French cellist and composer (1764–1823)

Jean-Henri Levasseur, called "the younger" (29 May 1764 in Beaumont-sur-Oise – 1823 in Paris) was a French cellist, composer and music educator.

== Biography ==
Levasseur's father was a singing teacher at the Royal Opera of Paris, and from 1755 to 1757 an inspecteur général for a brief period. Jean-Henri Levasseur received cello lessons from François Cupis de Renoussard, who also worked at the opera, and then from Jean-Louis Duport. In 1789 he joined the Paris Opera Orchestra, where he then occupied the place of first cello until 1823. He was appointed professor of the Conservatoire de Paris at the time of its formation and taught there for thirty-eight years. His main students were Jacques-Michel Hurel de Lamare, Charles Baudiot and Louis Norblin. Levasseur was also attached to the music of the Emperor Napoleon and then to King Louis XVIII's chapel.

Levasseur was one of the main collaborators of the cello method conceived by Pierre Baillot and adopted for teaching at the Conservatoire de Paris.

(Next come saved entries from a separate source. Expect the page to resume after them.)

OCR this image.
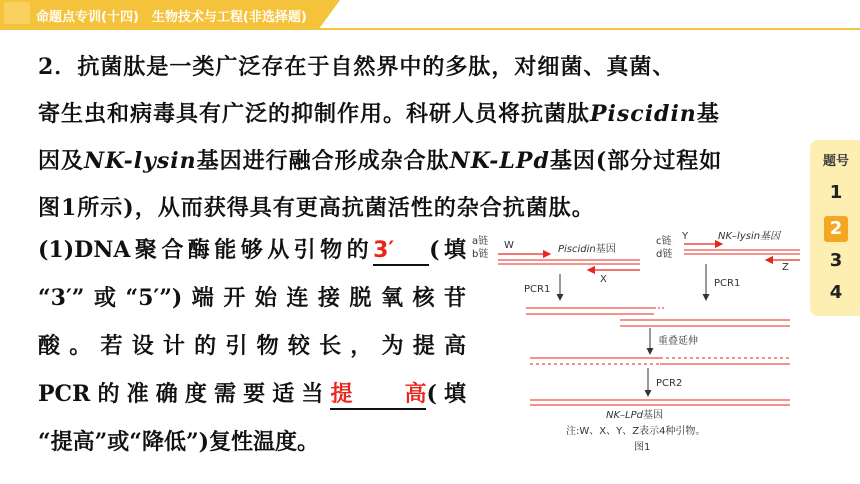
命题点专训(十四)　生物技术与工程(非选择题)

2．抗菌肽是一类广泛存在于自然界中的多肽，对细菌、真菌、

寄生虫和病毒具有广泛的抑制作用。科研人员将抗菌肽Piscidin基

因及NK-lysin基因进行融合形成杂合肽NK-LPd基因(部分过程如

图1所示)，从而获得具有更高抗菌活性的杂合抗菌肽。

(1)DNA聚合酶能够从引物的3′ (填
“3′”或“5′”)端开始连接脱氧核苷
酸。若设计的引物较长，为提高
PCR的准确度需要适当提高(填
“提高”或“降低”)复性温度。
题号
1
2
3
4
a链
b链
W	Piscidin基因
X
c链
d链
Y	NK–lysin基因
Z
PCR1
PCR1
重叠延伸
PCR2
NK–LPd基因
注:W、X、Y、Z表示4种引物。
图1
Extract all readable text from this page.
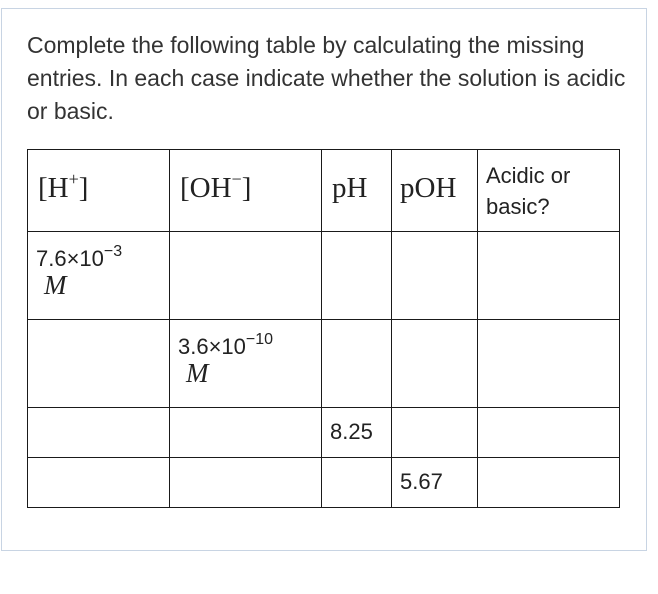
Complete the following table by calculating the missing entries. In each case indicate whether the solution is acidic or basic.

[H+]	[OH−]	pH	pOH	Acidic or basic?

$7.6\times 10^{-3}$
M				

	$3.6\times 10^{-10}$
M			

		8.25		

			5.67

== Selected compositions ==
- Sonates pour violoncelle, Op. I; Paris, Naderman;
- Duos pour deux violoncelles, liv. 1 et 2; Paris, Louis;
- Exercices pour le violoncelle, Op. 10, Paris, Langlois.

== Sources ==
- François-Joseph Fétis, Arthur Pougin, Biographie universelle des musiciens et bibliographie générale de la musique, Paris, Firmin-Didot, vol.5, 1881, (p. 290).